Applying the relevant Tabron factors to Momodou Njie's requests, we find that he has failed to present special circumstances which would justify the appointment of counsel at this time. Aside from his financial status, Mr. Njie does not advise the Court of any additional reasons he cannot adequately represent himself in this matter. Furthermore, the Court notes that also presently pending are the Commonwealth Defendants' and Defendant Jennings' separate Motions to Dismiss the Amended Complaint. ( See Docs. 40 and 42.) Though Mr. Njie's briefs in opposition to the motions are now long overdue, he has neither made appropriate filings nor requested an extension of time in which to do so. Thus, it is questionable whether the claims raised by Mr. Njie have merit. Furthermore, any concern Mr. Njie may have over his own inexperience as litigator is unnecessary as his pro se pleadings are given a liberal construction by the Court. See Haines v. Kerner, 404 U.S. 519, 92 S.Ct. 594, 30 L.Ed.2d 652 (1972). Additionally, although indigent, Mr. Njie has not demonstrated that he lacks the capacity to retain pro bono counsel on his own behalf. For these reasons, the Court will deny Mr. Njie's pending motion for appointment of counsel.

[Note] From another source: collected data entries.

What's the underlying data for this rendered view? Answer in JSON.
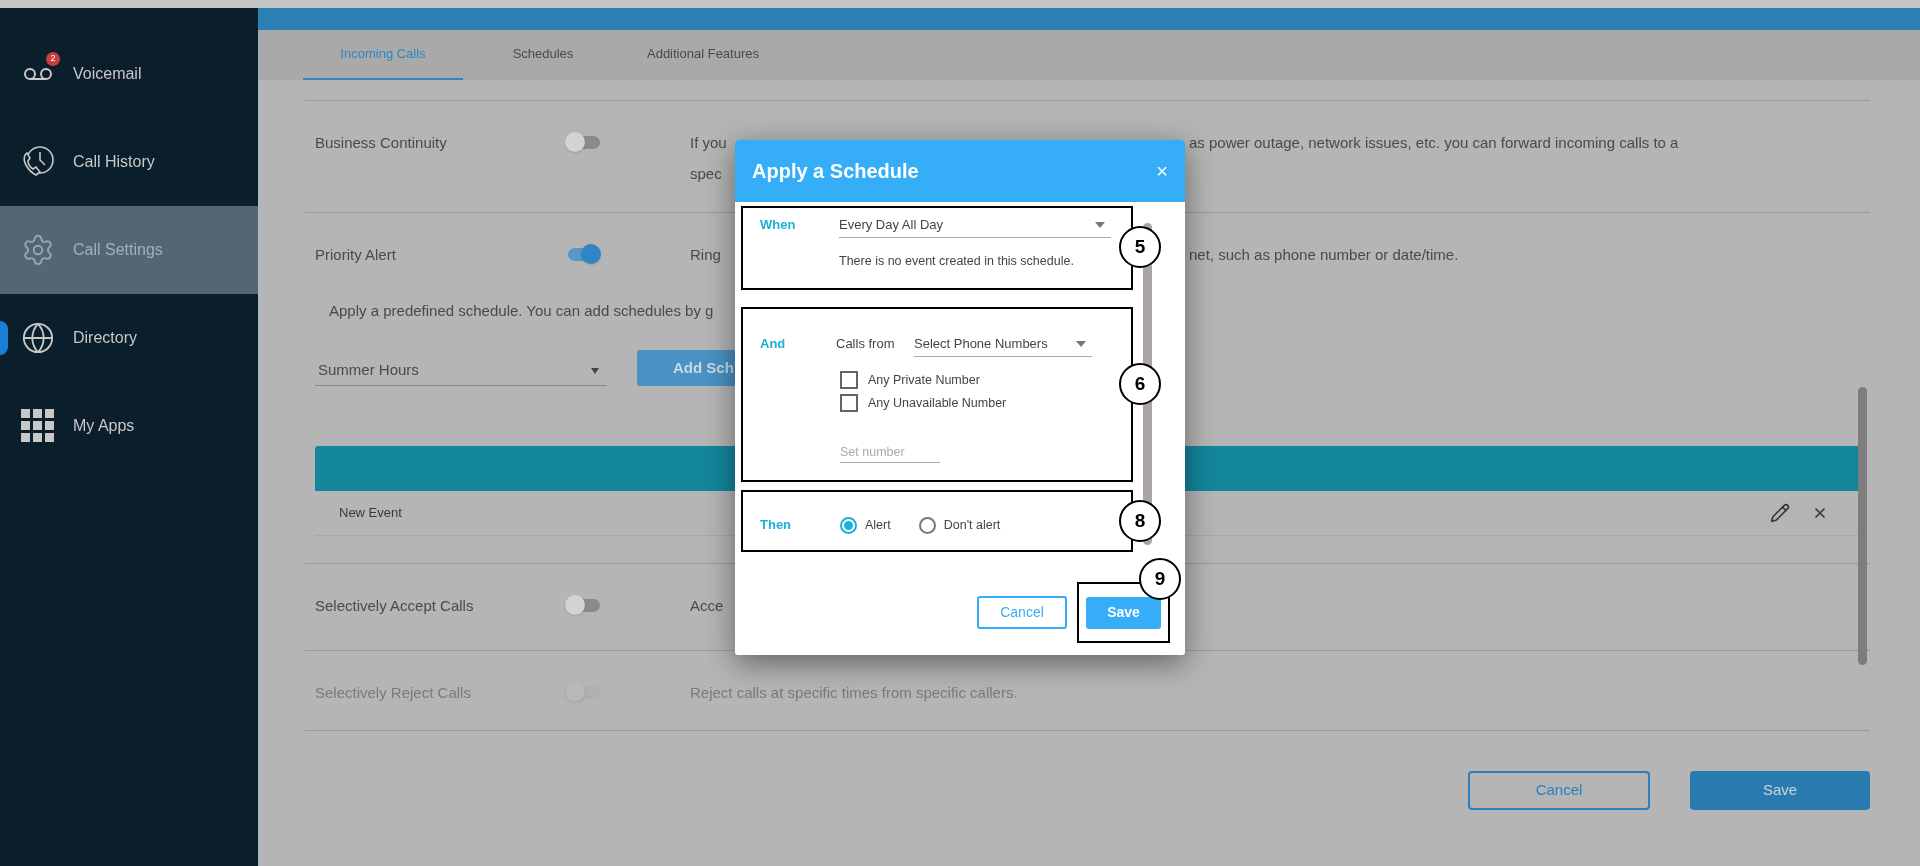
{
  "sidebar": {
    "items": [
      {
        "label": "Voicemail",
        "badge": "2",
        "selected": false
      },
      {
        "label": "Call History",
        "selected": false
      },
      {
        "label": "Call Settings",
        "selected": true
      },
      {
        "label": "Directory",
        "handle": true,
        "selected": false
      },
      {
        "label": "My Apps",
        "selected": false
      }
    ]
  },
  "tabs": [
    {
      "label": "Incoming Calls",
      "selected": true
    },
    {
      "label": "Schedules",
      "selected": false
    },
    {
      "label": "Additional Features",
      "selected": false
    }
  ],
  "settings": [
    {
      "label": "Business Continuity",
      "on": false,
      "disabled": false,
      "description_left": [
        "If you",
        "spec"
      ],
      "description_right": "as power outage, network issues, etc. you can forward incoming calls to a"
    },
    {
      "label": "Priority Alert",
      "on": true,
      "disabled": false,
      "description_left": [
        "Ring"
      ],
      "description_right": "net, such as phone number or date/time.",
      "schedule": {
        "hint": "Apply a predefined schedule. You can add schedules by g",
        "dropdown": "Summer Hours",
        "button": "Add Sch",
        "rows": [
          {
            "name": "New Event"
          }
        ]
      }
    },
    {
      "label": "Selectively Accept Calls",
      "on": false,
      "disabled": false,
      "description_left": [
        "Acce"
      ]
    },
    {
      "label": "Selectively Reject Calls",
      "on": false,
      "disabled": true,
      "description_left": [
        "Reject calls at specific times from specific callers."
      ]
    }
  ],
  "footer": {
    "cancel": "Cancel",
    "save": "Save"
  },
  "modal": {
    "title": "Apply a Schedule",
    "close": "×",
    "when": {
      "label": "When",
      "value": "Every Day All Day",
      "note": "There is no event created in this schedule."
    },
    "and": {
      "label": "And",
      "calls_from": "Calls from",
      "value": "Select Phone Numbers",
      "options": [
        {
          "label": "Any Private Number",
          "checked": false
        },
        {
          "label": "Any Unavailable Number",
          "checked": false
        }
      ],
      "number": {
        "placeholder": "Set number"
      }
    },
    "then": {
      "label": "Then",
      "options": [
        {
          "label": "Alert",
          "selected": true
        },
        {
          "label": "Don't alert",
          "selected": false
        }
      ]
    },
    "cancel": "Cancel",
    "save": "Save"
  },
  "annotations": [
    "5",
    "6",
    "8",
    "9"
  ]
}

However, in the event that future proceedings demonstrate the need for counsel, the matter may be reconsidered upon another motion filed by Mr. Njie, or sua sponte by the Court. If Plaintiff initiates such a motion, he must advise the Court of any new facts, information or reasons that demonstrate a change in his situation or ability to move forward on his own with this matter.
The Court, pursuant to M.D. L.R. 7.6, may deem these motions unopposed. See M.D. L.R. 7.6.
AND NOW, this 2nd day of September, 2009, it is ordered that Plaintiff's Motion for Appointment of Counsel (docs. 10) is denied without prejudice.